4. Formation et éducation postsecondaire
Les établissements d’enseignement postsecondaire sont parmi les acteurs les plus importants dans la préparation des Ontariens au nouveau marché du travail. Afin de faire face aux éventuelles perturbations du marché du travail, il est toujours primordial de veiller à ce que le plus grand nombre d’Ontariens possible, y compris les francophones, aient accès aux études postsecondaires. Avoir des collèges et des universités désignés qui offrent bon nombre de programmes en français est primordial. Ces institutions forment les étudiants à devenir des professionnels bilingues qualifiés, prêts à s’insérer dans la population active. Toutefois, le Commissariat l’a maintes fois exposé, l’écart entre les programmes de langue anglaise et de langue française de ces établissements demeure notable, surtout dans le Centre-Sud-Ouest151.

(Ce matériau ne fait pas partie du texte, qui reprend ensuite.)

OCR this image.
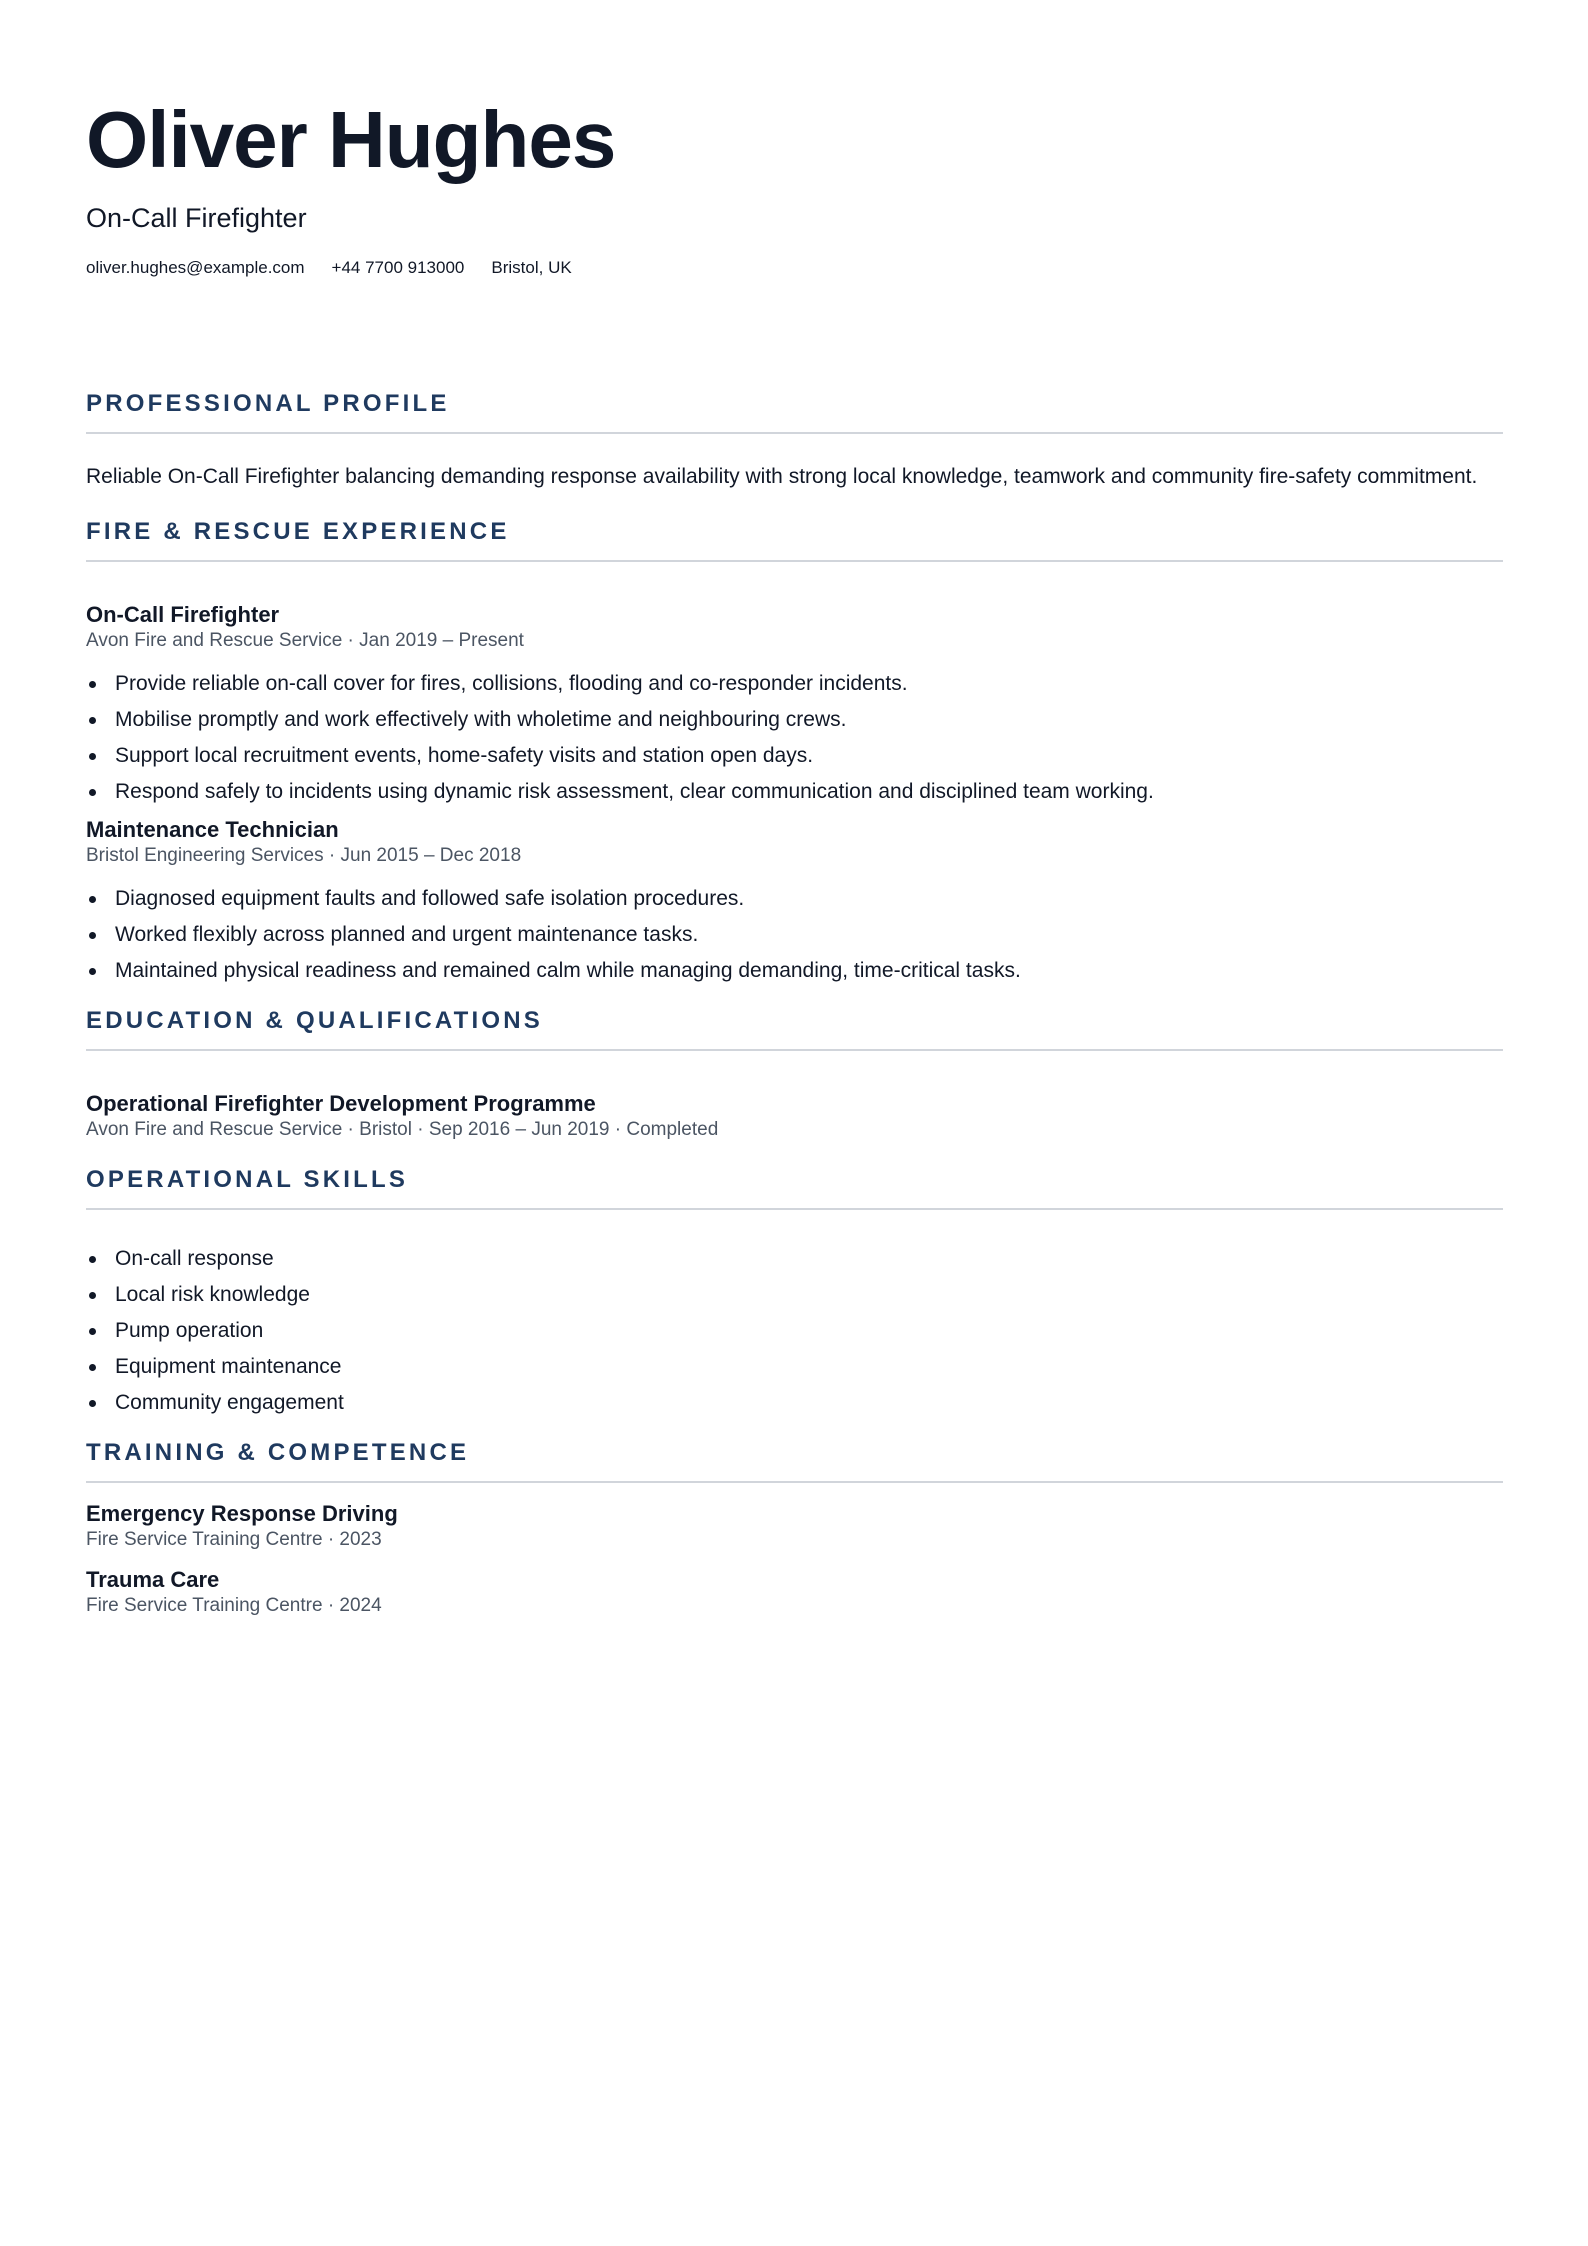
Oliver Hughes
On-Call Firefighter
oliver.hughes@example.com +44 7700 913000 Bristol, UK
PROFESSIONAL PROFILE
Reliable On-Call Firefighter balancing demanding response availability with strong local knowledge, teamwork and community fire-safety commitment.
FIRE & RESCUE EXPERIENCE
On-Call Firefighter
Avon Fire and Rescue Service · Jan 2019 – Present
Provide reliable on-call cover for fires, collisions, flooding and co-responder incidents.
Mobilise promptly and work effectively with wholetime and neighbouring crews.
Support local recruitment events, home-safety visits and station open days.
Respond safely to incidents using dynamic risk assessment, clear communication and disciplined team working.
Maintenance Technician
Bristol Engineering Services · Jun 2015 – Dec 2018
Diagnosed equipment faults and followed safe isolation procedures.
Worked flexibly across planned and urgent maintenance tasks.
Maintained physical readiness and remained calm while managing demanding, time-critical tasks.
EDUCATION & QUALIFICATIONS
Operational Firefighter Development Programme
Avon Fire and Rescue Service · Bristol · Sep 2016 – Jun 2019 · Completed
OPERATIONAL SKILLS
On-call response
Local risk knowledge
Pump operation
Equipment maintenance
Community engagement
TRAINING & COMPETENCE
Emergency Response Driving
Fire Service Training Centre · 2023
Trauma Care
Fire Service Training Centre · 2024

En 2017, l’annonce du gouvernement provincial de son intention de mettre sur pied à Toronto l’Université de l’Ontario français venait répondre à ce besoin et a présenté la Loi de 2017 sur l’Université de l’Ontario, dans le cadre d’un énoncé économique l’automne dernier. Le 9 avril 2018, la plupart des articles de la Loi sont entrés en vigueur et le premier conseil des gouverneurs de l’Université a été nommé pour poursuivre les travaux préparatoires nécessaires afin d’atteindre l’objectif du gouvernement d’ouvrir une nouvelle université pour les étudiants à l’automne 2020. L’Université vise aussi à combler de nets manques de main-d’œuvre. Les employeurs de la région trouvent difficile de recruter des employés compétents en français, surtout dans les secteurs de l’éducation, de la santé, des finances, du commerce, des communications et des technologies, en administration et dans la fonction publique152. C’est pourquoi la nouvelle université propose une démarche collaborative d’élaboration de cursus avec d’autres universités et collèges.
Les programmes seront d’abord structurés autour des grands enjeux sociaux d’aujourd’hui comme la pluralité humaine, le cadre urbain, l’économie mondialisée et la culture numérique. Ensuite, l’élaboration de cursus communs unilingues français avec d’autres établissements bilingues vise à combler les pénuries de main-d’œuvre grâce à la formation et au perfectionnement professionnel de la main-d’œuvre. Enfin, l’Université propose une accréditation en français aux étudiants francophones et francophiles inscrits dans des universités partenaires de langue anglaise153. Il y a lieu d’encourager cette approche et ce type de programmes plutôt novateurs qui, entre autres, reflètent les compétences transformatrices. Il y a toutefois un bémol.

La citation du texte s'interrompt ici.